Photon-starved imaging through turbulence at the diffraction limit
Seungman Choi, Peter Menart, Andrew Schramka, Shubhankar Jape, Leif Bauer, In-Yong Park, Zubin Jacob
TL;DR
Ground-based imaging under atmospheric turbulence and photon scarcity challenges conventional adaptive optics and blind deconvolution. The authors introduce TAP-BD, a hardware-software co-design that uses phase-diverse coded-detection via a sequence of SLM phase patterns to enrich information, followed by a two-stage, physics-informed ADMM optimization that jointly recovers the object $O$ and turbulence phase $\Phi$, with a Poisson denoiser to mitigate shot noise. TAP-BD demonstrates robust reconstructions with only a handful of measurements, significantly outperforming direct imaging and neural baselines in photon-starved, severe turbulence regimes, and achieves substantial computational gains.

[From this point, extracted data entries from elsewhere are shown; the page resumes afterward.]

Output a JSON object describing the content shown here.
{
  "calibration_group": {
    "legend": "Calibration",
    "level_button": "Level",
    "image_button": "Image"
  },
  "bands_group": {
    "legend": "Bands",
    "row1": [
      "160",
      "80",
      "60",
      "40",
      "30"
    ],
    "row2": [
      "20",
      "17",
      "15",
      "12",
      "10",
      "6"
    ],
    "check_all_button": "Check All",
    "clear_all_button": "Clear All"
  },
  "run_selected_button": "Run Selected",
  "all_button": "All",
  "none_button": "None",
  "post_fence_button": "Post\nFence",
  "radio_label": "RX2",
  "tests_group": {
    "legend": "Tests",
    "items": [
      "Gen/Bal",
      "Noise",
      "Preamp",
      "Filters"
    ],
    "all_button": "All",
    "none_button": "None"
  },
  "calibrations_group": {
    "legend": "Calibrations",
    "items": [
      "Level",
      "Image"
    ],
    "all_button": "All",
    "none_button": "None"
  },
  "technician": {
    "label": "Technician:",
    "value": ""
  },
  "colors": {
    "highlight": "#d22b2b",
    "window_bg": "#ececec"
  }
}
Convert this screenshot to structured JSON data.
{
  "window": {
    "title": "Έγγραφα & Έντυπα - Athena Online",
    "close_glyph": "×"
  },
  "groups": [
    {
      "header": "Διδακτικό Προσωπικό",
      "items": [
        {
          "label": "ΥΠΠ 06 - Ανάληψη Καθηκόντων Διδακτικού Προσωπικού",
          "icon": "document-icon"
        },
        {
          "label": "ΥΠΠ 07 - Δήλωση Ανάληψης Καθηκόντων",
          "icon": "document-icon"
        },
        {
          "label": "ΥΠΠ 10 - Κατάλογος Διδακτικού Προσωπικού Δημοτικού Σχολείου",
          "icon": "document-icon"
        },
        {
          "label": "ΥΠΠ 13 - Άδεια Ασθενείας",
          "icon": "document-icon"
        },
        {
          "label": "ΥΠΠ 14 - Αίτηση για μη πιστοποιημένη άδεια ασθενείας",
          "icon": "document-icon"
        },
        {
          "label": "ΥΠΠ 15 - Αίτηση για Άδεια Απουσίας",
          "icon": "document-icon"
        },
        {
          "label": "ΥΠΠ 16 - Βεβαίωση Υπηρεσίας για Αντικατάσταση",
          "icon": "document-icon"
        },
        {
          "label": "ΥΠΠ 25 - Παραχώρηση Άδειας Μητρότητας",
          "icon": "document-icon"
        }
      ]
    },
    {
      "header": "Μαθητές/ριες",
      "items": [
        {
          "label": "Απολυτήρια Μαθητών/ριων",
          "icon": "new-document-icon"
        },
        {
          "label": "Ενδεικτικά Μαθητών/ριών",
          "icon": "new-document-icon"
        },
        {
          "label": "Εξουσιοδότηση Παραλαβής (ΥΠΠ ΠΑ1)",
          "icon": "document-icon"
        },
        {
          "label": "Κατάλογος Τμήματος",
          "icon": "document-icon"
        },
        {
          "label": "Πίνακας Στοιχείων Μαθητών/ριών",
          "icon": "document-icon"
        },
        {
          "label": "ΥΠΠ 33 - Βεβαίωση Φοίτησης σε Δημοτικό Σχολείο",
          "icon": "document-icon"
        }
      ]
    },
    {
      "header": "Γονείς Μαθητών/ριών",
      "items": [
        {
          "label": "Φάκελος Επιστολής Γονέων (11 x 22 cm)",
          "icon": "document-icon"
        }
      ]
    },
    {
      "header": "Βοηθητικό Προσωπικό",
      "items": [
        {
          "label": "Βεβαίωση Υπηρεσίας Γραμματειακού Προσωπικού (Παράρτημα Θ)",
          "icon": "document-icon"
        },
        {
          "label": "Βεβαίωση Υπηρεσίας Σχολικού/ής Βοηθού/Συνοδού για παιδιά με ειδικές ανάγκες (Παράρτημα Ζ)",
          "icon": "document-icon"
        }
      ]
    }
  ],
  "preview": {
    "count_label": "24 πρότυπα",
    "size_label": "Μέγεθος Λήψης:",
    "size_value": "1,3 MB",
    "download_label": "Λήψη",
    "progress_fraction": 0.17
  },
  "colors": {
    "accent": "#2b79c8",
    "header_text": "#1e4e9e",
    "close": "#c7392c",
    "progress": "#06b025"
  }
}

The work enables photon-efficient, turbulence-resilient imaging for long-range remote sensing, space situational awareness, and related applications.
Abstract
Ground-based imaging systems struggle to achieve diffraction-limited resolution when atmospheric turbulence and photon scarcity act simultaneously. In this regime, conventional adaptive optics, speckle imaging, and blind deconvolution lack sufficient information diversity to reliably estimate either the scene or the turbulence. We present Turbulence Aware Poisson Blind Deconvolution (TAP-BD), a framework designed for robust image recovery in these extreme conditions. TAP-BD extracts more information from coded-detection through phase diversity and decodes it with a physics-informed optimization that incorporates low photon Poisson statistics. Experiments show that TAP-BD provides reliable reconstructions of both scene and turbulence using only a few tens of measurements, even under strong aberrations and photon-starved conditions where existing methods fail. This capability enables photon-efficient, turbulence resilient imaging for applications such as space situational awareness and long-range remote sensing.